At some point, it hits me that I have not seen a friend since 2019. I have not seen my sister or my one-year-old niece since February. She is a germ factory at the best of times and ideologically opposed to social distancing. I miss her. In the time I’ve been in this house, multiple friends’ babies have been born and become toddlers I haven’t met. Through the window, summer heat turns to autumn’s falling leaves. I would kill for a McNugget.

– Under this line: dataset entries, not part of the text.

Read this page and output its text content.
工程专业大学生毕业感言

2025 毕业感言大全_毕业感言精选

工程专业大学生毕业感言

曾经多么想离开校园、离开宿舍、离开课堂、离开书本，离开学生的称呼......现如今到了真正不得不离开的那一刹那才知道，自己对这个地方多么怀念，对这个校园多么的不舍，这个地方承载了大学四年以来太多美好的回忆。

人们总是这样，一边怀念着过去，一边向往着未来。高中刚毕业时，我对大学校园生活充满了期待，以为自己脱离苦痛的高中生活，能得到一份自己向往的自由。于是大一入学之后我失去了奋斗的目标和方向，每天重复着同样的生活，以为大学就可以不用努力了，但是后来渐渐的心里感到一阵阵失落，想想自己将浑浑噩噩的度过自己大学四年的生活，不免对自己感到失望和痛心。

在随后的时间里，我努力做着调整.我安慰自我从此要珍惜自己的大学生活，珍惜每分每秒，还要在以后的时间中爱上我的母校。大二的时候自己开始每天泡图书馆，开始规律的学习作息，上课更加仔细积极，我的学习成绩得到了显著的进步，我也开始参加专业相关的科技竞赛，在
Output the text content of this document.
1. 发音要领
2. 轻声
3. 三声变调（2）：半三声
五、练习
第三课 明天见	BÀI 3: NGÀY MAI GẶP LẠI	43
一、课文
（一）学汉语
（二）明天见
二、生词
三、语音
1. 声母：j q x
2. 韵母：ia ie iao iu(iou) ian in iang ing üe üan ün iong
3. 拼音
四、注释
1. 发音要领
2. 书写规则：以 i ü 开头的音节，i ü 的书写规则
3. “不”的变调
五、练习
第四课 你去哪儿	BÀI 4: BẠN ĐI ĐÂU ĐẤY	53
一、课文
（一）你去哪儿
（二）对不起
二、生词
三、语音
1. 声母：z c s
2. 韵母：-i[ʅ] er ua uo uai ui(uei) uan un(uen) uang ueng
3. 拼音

In some ways, my life has been a rehearsal for this moment. Disability means I have had long stretches of being stuck at home before, particularly in the past couple of years. It gives you a kind of resilience, as well as perspective. But it would be too neat to say it makes it easier. Having been shut away before doesn’t mean you miss those you love any less. It means you have missed them for longer.

Shielding is an individual and a collective experience: you are by definition the most alone a person can be, but are going through something along with millions of other high-risk people (many without family or enough money). One of the strangest things I’ve found is how this sense of shared experience has softened my response to isolation; splurges I previously deemed self-indulgent are now self-care; the glow of WhatsApp is a precious connection. It is as if seeing the rest of the world go through it gives me permission to mind that I am.

And yet I find myself overwhelmingly grateful. I have felt loved even when alone, safe in a time of fear. My motto is that if you’re alive or employed during a pandemic, you’re winning (double points for both). I don’t think anyone with a long-term health condition expects that life always goes smoothly; there will be bumps along the way, sometimes large ones. There is no inalienable right to go the pub. But human beings have a remarkable ability to cope. We adapt. We make the best of it. I look to the small things. The orange and pinks of £5 supermarket gerberas. Recordings of my niece tentatively taking her first steps.

As I write this, the arrival of a vaccine gives hope. If this last year has been house arrest, perhaps the next will bring probation. I tell myself that the trees lining my local park are merely waiting. The cool of fresh air and the warmth of a friend’s hug are sensations on pause. In the meantime, there is always home.